In der Kategorie "interessante Urteile" lassen sich verdächtig viele Urteile des Amtsgerichts München finden. Konnte ich in der vergangenen Woche schon über den "Skalp der Kundin" berichten, so geht es heute um den Nachbesserungsanspruch des Tätowiererers:
Eine 17-Jährige hatte sich für 50,00 € ein koptischen Kreuz auf die Innenseite ihres Handgelenks tatowieren lassen. Nach einer Woche erschien sie wieder im Studio und reklamiert, das Kreuz sei schief. Die Tätowierung solle deshalb kostenlos mit einem Laser entfernt werden. Dies lehnte der Betreiber allerdings ab und bot an, das Tatoo nachzubessern.
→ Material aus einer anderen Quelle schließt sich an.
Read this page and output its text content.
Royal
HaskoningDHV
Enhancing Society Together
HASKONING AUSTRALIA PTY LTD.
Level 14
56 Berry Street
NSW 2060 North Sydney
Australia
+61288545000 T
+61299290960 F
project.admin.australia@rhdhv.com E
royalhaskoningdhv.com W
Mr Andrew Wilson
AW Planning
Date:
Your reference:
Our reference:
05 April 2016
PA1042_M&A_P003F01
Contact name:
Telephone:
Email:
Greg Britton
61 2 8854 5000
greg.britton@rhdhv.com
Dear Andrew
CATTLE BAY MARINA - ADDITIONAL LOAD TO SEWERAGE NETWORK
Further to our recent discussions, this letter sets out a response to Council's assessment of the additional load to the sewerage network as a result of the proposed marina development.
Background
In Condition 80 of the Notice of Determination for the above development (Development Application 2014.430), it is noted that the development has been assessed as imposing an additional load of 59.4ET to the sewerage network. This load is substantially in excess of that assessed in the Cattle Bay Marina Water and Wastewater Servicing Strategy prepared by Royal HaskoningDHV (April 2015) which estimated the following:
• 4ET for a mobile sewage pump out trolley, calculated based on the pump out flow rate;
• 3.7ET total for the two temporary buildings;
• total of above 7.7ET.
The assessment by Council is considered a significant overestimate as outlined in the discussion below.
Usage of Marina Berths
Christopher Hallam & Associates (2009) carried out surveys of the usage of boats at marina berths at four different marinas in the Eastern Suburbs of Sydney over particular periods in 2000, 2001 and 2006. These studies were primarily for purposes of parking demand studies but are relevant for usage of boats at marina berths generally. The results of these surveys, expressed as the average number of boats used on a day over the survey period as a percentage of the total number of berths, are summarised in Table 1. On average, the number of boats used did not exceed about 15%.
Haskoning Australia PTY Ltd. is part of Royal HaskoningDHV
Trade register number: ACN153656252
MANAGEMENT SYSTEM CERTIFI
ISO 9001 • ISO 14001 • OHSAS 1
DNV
Damit war der Teenager allerdings nicht zufrieden. Sie klagte daher vor dem AG München auf Rückzahlung der 50,00 € sowie weiter 799,00 € für eine Laserbehandlung. Dem vermochte das Amtsgericht München aber nicht zu folgen: Vor dem Tätowieren werde ein Werkvertrag geschlossen, weshalb das Studio bei
Fehlern nachbessern dürfe.Schmerzensgeld stehe der jungen Frau ebenfalls nicht zu, da sie
selbst habe in den Eingriff in ihre körperliche Unversehrtheit
eingewilligt habe. (Urt. v. 17.03.2011, Az. 213 C 917/11).